O incidente aconteceu a 30 de Dezembro passado, por volta das 20 horas, no bairro Cambambe-Camazanga, a 25 quilómetros da sede do município do Cuango, na província da Lunda-Norte.
“A polícia montou a emboscada com um varão de ferro que atravessou a estrada. Quando eu ia a passar, à noite não vi o ferro e caí da motorizada” disse o moto-taxista.
“Um dos agentes atingiu-me com uma moca na cabeça, mesmo depois de eu já estar no chão a sangrar”, descreveu a vítima. “Ele [agente aggressor] acusou-me de ter tentado fugir sem pagar os 500 kwanzas de dívida, por isso bateu-me”, acrescentou.

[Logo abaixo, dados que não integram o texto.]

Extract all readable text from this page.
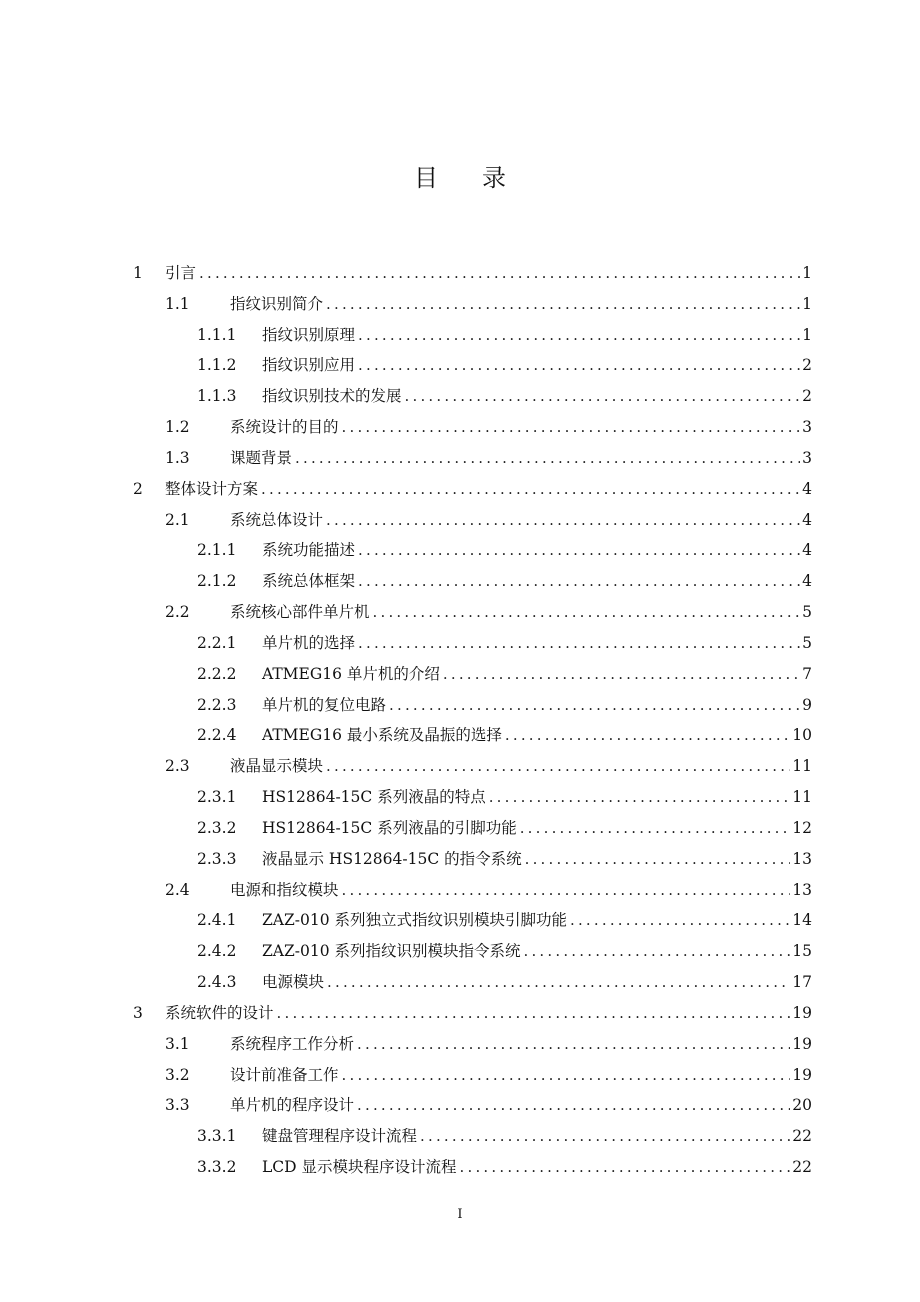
目录
1 引言 .....	1
1.1	指纹识别简介 .....	1
1.1.1 指纹识别原理 .....	1
1.1.2 指纹识别应用 .....	2
1.1.3 指纹识别技术的发展 .....	2
1.2	系统设计的目的 .....	3
1.3	课题背景 .....	3
2 整体设计方案 .....	4
2.1	系统总体设计 .....	4
2.1.1 系统功能描述 .....	4
2.1.2 系统总体框架 .....	4
2.2	系统核心部件单片机 .....	5
2.2.1 单片机的选择 .....	5
2.2.2 ATMEG16 单片机的介绍 .....	7
2.2.3 单片机的复位电路 .....	9
2.2.4 ATMEG16 最小系统及晶振的选择 .....	10
2.3	液晶显示模块 .....	11
2.3.1 HS12864-15C 系列液晶的特点 .....	11
2.3.2 HS12864-15C 系列液晶的引脚功能 .....	12
2.3.3 液晶显示 HS12864-15C 的指令系统 .....	13
2.4	电源和指纹模块 .....	13
2.4.1 ZAZ-010 系列独立式指纹识别模块引脚功能 .....	14
2.4.2 ZAZ-010 系列指纹识别模块指令系统 .....	15
2.4.3 电源模块 .....	17
3 系统软件的设计 .....	19
3.1	系统程序工作分析 .....	19
3.2	设计前准备工作 .....	19
3.3	单片机的程序设计 .....	20
3.3.1 键盘管理程序设计流程 .....	22
3.3.2 LCD 显示模块程序设计流程 .....	22
I
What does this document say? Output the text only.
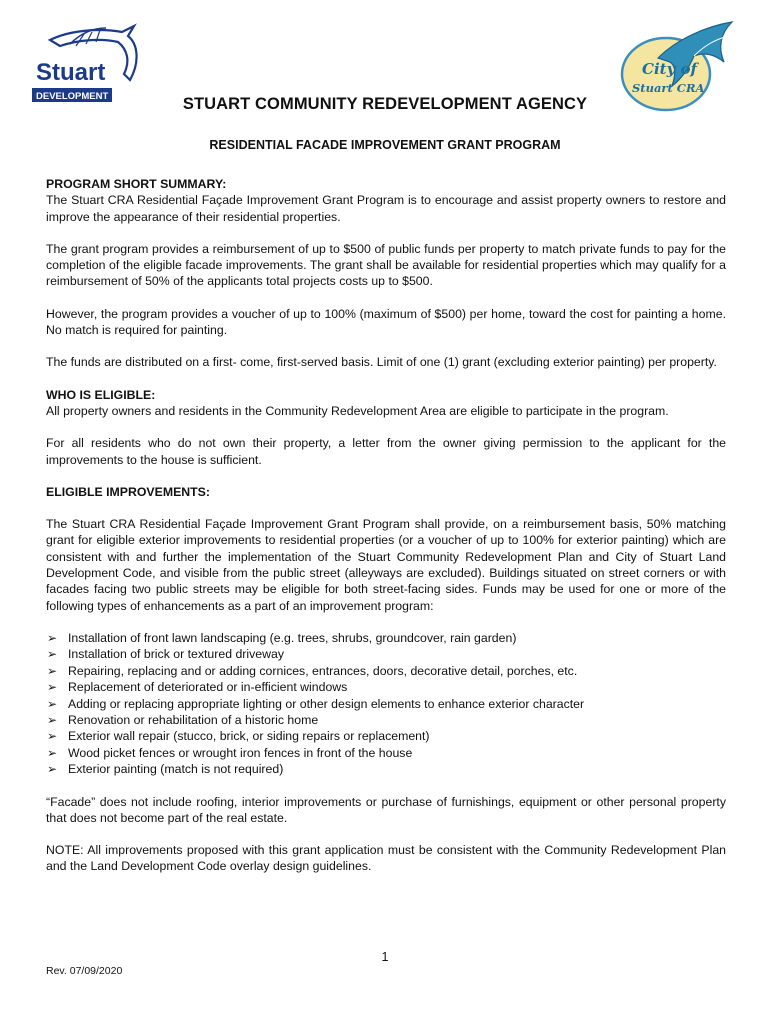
Stuart
DEVELOPMENT
City of
Stuart CRA
STUART COMMUNITY REDEVELOPMENT AGENCY
RESIDENTIAL FACADE IMPROVEMENT GRANT PROGRAM

PROGRAM SHORT SUMMARY:
The Stuart CRA Residential Façade Improvement Grant Program is to encourage and assist property owners to restore and improve the appearance of their residential properties.

The grant program provides a reimbursement of up to $500 of public funds per property to match private funds to pay for the completion of the eligible facade improvements. The grant shall be available for residential properties which may qualify for a reimbursement of 50% of the applicants total projects costs up to $500.

However, the program provides a voucher of up to 100% (maximum of $500) per home, toward the cost for painting a home. No match is required for painting.

The funds are distributed on a first- come, first-served basis. Limit of one (1) grant (excluding exterior painting) per property.

WHO IS ELIGIBLE:
All property owners and residents in the Community Redevelopment Area are eligible to participate in the program.

For all residents who do not own their property, a letter from the owner giving permission to the applicant for the improvements to the house is sufficient.

ELIGIBLE IMPROVEMENTS:

The Stuart CRA Residential Façade Improvement Grant Program shall provide, on a reimbursement basis, 50% matching grant for eligible exterior improvements to residential properties (or a voucher of up to 100% for exterior painting) which are consistent with and further the implementation of the Stuart Community Redevelopment Plan and City of Stuart Land Development Code, and visible from the public street (alleyways are excluded). Buildings situated on street corners or with facades facing two public streets may be eligible for both street-facing sides. Funds may be used for one or more of the following types of enhancements as a part of an improvement program:

➢ Installation of front lawn landscaping (e.g. trees, shrubs, groundcover, rain garden)
➢ Installation of brick or textured driveway
➢ Repairing, replacing and or adding cornices, entrances, doors, decorative detail, porches, etc.
➢ Replacement of deteriorated or in-efficient windows
➢ Adding or replacing appropriate lighting or other design elements to enhance exterior character
➢ Renovation or rehabilitation of a historic home
➢ Exterior wall repair (stucco, brick, or siding repairs or replacement)
➢ Wood picket fences or wrought iron fences in front of the house
➢ Exterior painting (match is not required)

“Facade” does not include roofing, interior improvements or purchase of furnishings, equipment or other personal property that does not become part of the real estate.

NOTE: All improvements proposed with this grant application must be consistent with the Community Redevelopment Plan and the Land Development Code overlay design guidelines.

1
Rev. 07/09/2020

Segundo David Changuvo, três agentes policiais haviam exigido, no mesmo controlo, o pagamento da “taxa de extorsão” de 1,000 kwanzas, por volta das 15h00. Por falta de dinheiro e clientes, pediu emprestado 500 kwanzas que entregou aos agentes, com a promessa de, no regresso, efectuar o pagamento do remanescente.
O controlo, montado numa baixa junto ao Rio Kindongo, localiza-se praticamente na mata, enquanto o bairro se situa acima, a umas centenas de metros.
“Eu não vi nada. Não havia sinal nenhum de controlo ou de polícia”, referiu o
motociclista.
Os sobas do bairro, Cambambe e Luhane, acorreram ao local do acidente e responsabilizaram a agente Marisa, que comandava o posto, acompanhada por dois agentes da ordem pública.
“Nós obrigámos a Marisa a evacuar os acidentados. Ela não queria. Obrigámo-la e ela pagou os 2,000 kwanzas a dois motociclistas que levaram, cada um deles, o meu sobrinho David e o outro jovem a Cafunfo”, explicou o soba Luhane ao Maka Angola, por via telefónica.
O Soba Luhane referiu ainda que a agente reguladora do trânsito chamou por reforços ante o descontentamento crescente da comunidade local. Pouco depois apareceu no local uma patrulha policial que, ao ser informada sobre o incidente, ignorou o caso.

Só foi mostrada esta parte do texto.